Capirca is an actively maintained open source tool made by Google.
It consists of different moving parts:
- Definition files
- Policy files
- ACL rules using the previously defined services and networks in a custom format
- Capirca library
- Takes the above files as input and generates ACLs in a format compatible with a given platform (Junos, SRX, iptables, etc)
An example (high level) usage could be:
- Define the services (ports/protocols) once for the whole infrastructure
- Populate the network definition file partially from Netbox
- At least devices IPs, create groups per hosts prefixes (all bast, all cp, etc)
- Potentially network prefixes as well
- Manually define network for the remaining usecases
- Convert existing policies to their Capirca format
- Cleaning them up in the process
- Most likely manually
- In Homer, for each device (or device roles) define which policies to apply
- When running Homer, ACLs will be added to the pushed config and diffs
This would solve all the problems listed above, either directly or thanks to the audit required to convert them.
- Multiple tools and processes
- Consolidated to a single tool, potentially 2 processes if used by frack and required for PCI compliance
- Syntax typos
- Caught by Capirca locally during the execution
- Entities typos
- Less risk as defined only once, and potentially coming from Netbox
- Stale rules
- Will be removed automatically when a host/IP is removed
- Lack of consistency
- A “network” set can consist of v4 and v6 IPs helping with consistency, defined from Netbox would ensure consistency
In addition it would bring the following advantages (not all currently needed):
- Multi-platform support, might make things easier if if move away from Junos
- Shadow check (a policy rule making the following one useless)
- Optimization (eg. 2 contiguous /32s are merged in a /31)
- Specific flow testing (“can IPx reach IPy through that ACL?”)
On the other hand, there are some possible limitations:
- Network prefixes don’t have names in Netbox, so assigning a relevant variable name might be challenging
- Existing fields could be leveraged (roles, sites, status, description, etc)
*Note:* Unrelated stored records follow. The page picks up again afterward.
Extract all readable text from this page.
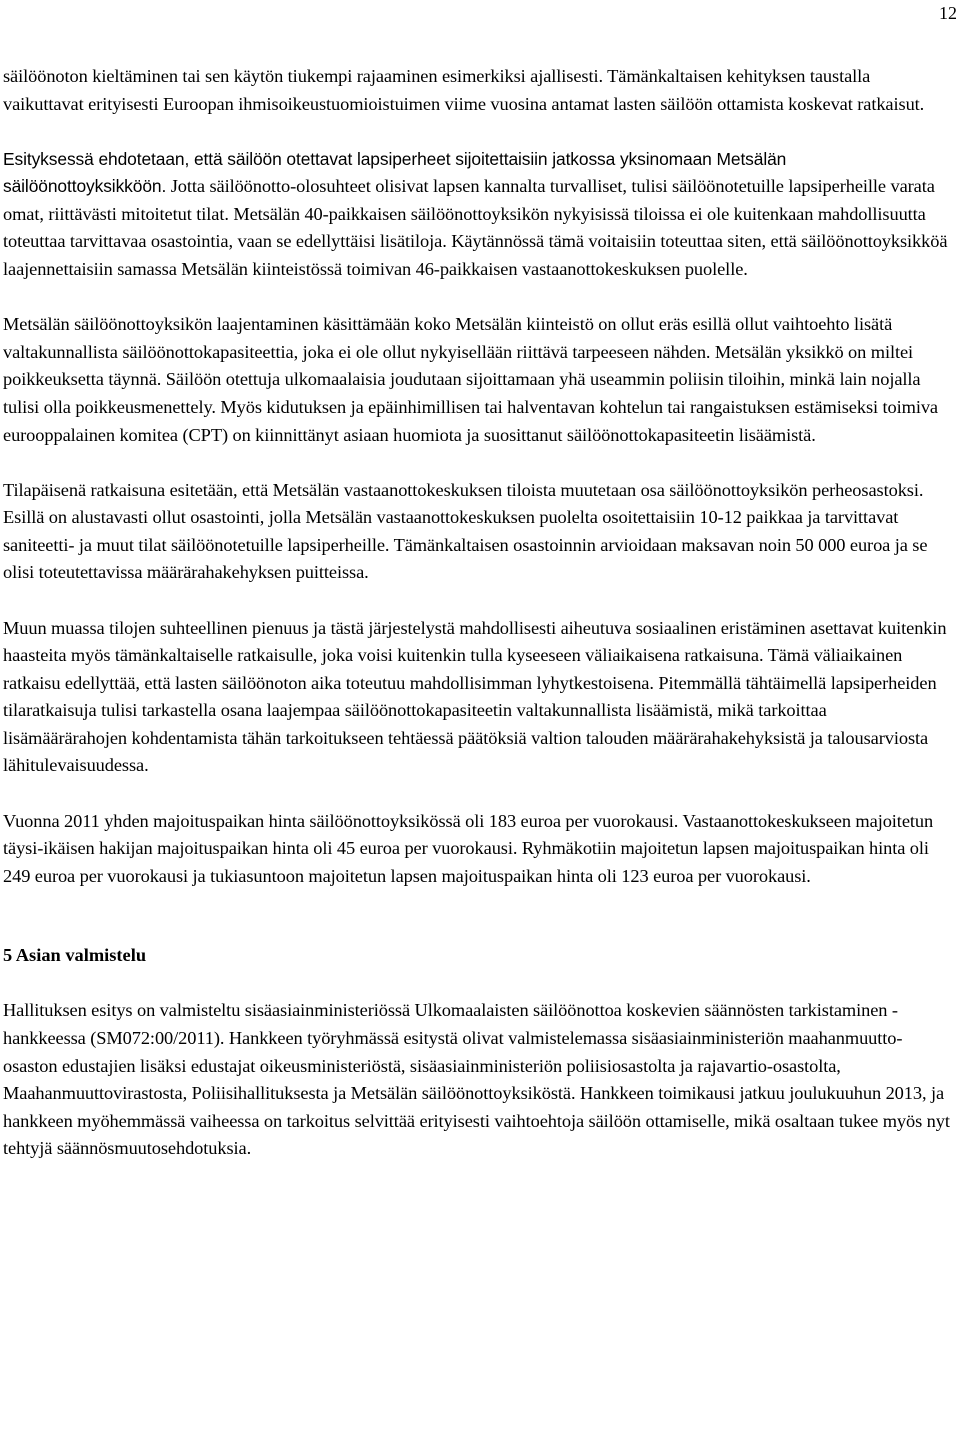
12

säilöönoton kieltäminen tai sen käytön tiukempi rajaaminen esimerkiksi ajallisesti. Tämänkaltaisen kehityksen taustalla vaikuttavat erityisesti Euroopan ihmisoikeustuomioistuimen viime vuosina antamat lasten säilöön ottamista koskevat ratkaisut.

Esityksessä ehdotetaan, että säilöön otettavat lapsiperheet sijoitettaisiin jatkossa yksinomaan Metsälän säilöönottoyksikköön. Jotta säilöönotto-olosuhteet olisivat lapsen kannalta turvalliset, tulisi säilöönotetuille lapsiperheille varata omat, riittävästi mitoitetut tilat. Metsälän 40-paikkaisen säilöönottoyksikön nykyisissä tiloissa ei ole kuitenkaan mahdollisuutta toteuttaa tarvittavaa osastointia, vaan se edellyttäisi lisätiloja. Käytännössä tämä voitaisiin toteuttaa siten, että säilöönottoyksikköä laajennettaisiin samassa Metsälän kiinteistössä toimivan 46-paikkaisen vastaanottokeskuksen puolelle.

Metsälän säilöönottoyksikön laajentaminen käsittämään koko Metsälän kiinteistö on ollut eräs esillä ollut vaihtoehto lisätä valtakunnallista säilöönottokapasiteettia, joka ei ole ollut nykyisellään riittävä tarpeeseen nähden. Metsälän yksikkö on miltei poikkeuksetta täynnä. Säilöön otettuja ulkomaalaisia joudutaan sijoittamaan yhä useammin poliisin tiloihin, minkä lain nojalla tulisi olla poikkeusmenettely. Myös kidutuksen ja epäinhimillisen tai halventavan kohtelun tai rangaistuksen estämiseksi toimiva eurooppalainen komitea (CPT) on kiinnittänyt asiaan huomiota ja suosittanut säilöönottokapasiteetin lisäämistä.

Tilapäisenä ratkaisuna esitetään, että Metsälän vastaanottokeskuksen tiloista muutetaan osa säilöönottoyksikön perheosastoksi. Esillä on alustavasti ollut osastointi, jolla Metsälän vastaanottokeskuksen puolelta osoitettaisiin 10-12 paikkaa ja tarvittavat saniteetti- ja muut tilat säilöönotetuille lapsiperheille. Tämänkaltaisen osastoinnin arvioidaan maksavan noin 50 000 euroa ja se olisi toteutettavissa määrärahakehyksen puitteissa.

Muun muassa tilojen suhteellinen pienuus ja tästä järjestelystä mahdollisesti aiheutuva sosiaalinen eristäminen asettavat kuitenkin haasteita myös tämänkaltaiselle ratkaisulle, joka voisi kuitenkin tulla kyseeseen väliaikaisena ratkaisuna. Tämä väliaikainen ratkaisu edellyttää, että lasten säilöönoton aika toteutuu mahdollisimman lyhytkestoisena. Pitemmällä tähtäimellä lapsiperheiden tilaratkaisuja tulisi tarkastella osana laajempaa säilöönottokapasiteetin valtakunnallista lisäämistä, mikä tarkoittaa lisämäärärahojen kohdentamista tähän tarkoitukseen tehtäessä päätöksiä valtion talouden määrärahakehyksistä ja talousarviosta lähitulevaisuudessa.

Vuonna 2011 yhden majoituspaikan hinta säilöönottoyksikössä oli 183 euroa per vuorokausi. Vastaanottokeskukseen majoitetun täysi-ikäisen hakijan majoituspaikan hinta oli 45 euroa per vuorokausi. Ryhmäkotiin majoitetun lapsen majoituspaikan hinta oli 249 euroa per vuorokausi ja tukiasuntoon majoitetun lapsen majoituspaikan hinta oli 123 euroa per vuorokausi.

5 Asian valmistelu

Hallituksen esitys on valmisteltu sisäasiainministeriössä Ulkomaalaisten säilöönottoa koskevien säännösten tarkistaminen -hankkeessa (SM072:00/2011). Hankkeen työryhmässä esitystä olivat valmistelemassa sisäasiainministeriön maahanmuutto-osaston edustajien lisäksi edustajat oikeusministeriöstä, sisäasiainministeriön poliisiosastolta ja rajavartio-osastolta, Maahanmuuttovirastosta, Poliisihallituksesta ja Metsälän säilöönottoyksiköstä. Hankkeen toimikausi jatkuu joulukuuhun 2013, ja hankkeen myöhemmässä vaiheessa on tarkoitus selvittää erityisesti vaihtoehtoja säilöön ottamiselle, mikä osaltaan tukee myös nyt tehtyjä säännösmuutosehdotuksia.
- Fetching all hosts IPs from Netbox might be too slow for being an option
- Might be better to “pre-compile” the list on Netbox hosts using a plugin
- Policies use a custom syntax, something like YAML would have been better
- Capirca’s code is complex (at least to me, even though I sent PRs years ago)
Other concerns
- It might not be worth the efforts as our ACLs don’t change often
- There are rumors of Capirca’ successor to be open-sourced by Google in the future
The scope of this task is to discuss network ACLs management in general, and evaluate Capirca for that role. Possibly other tools if any.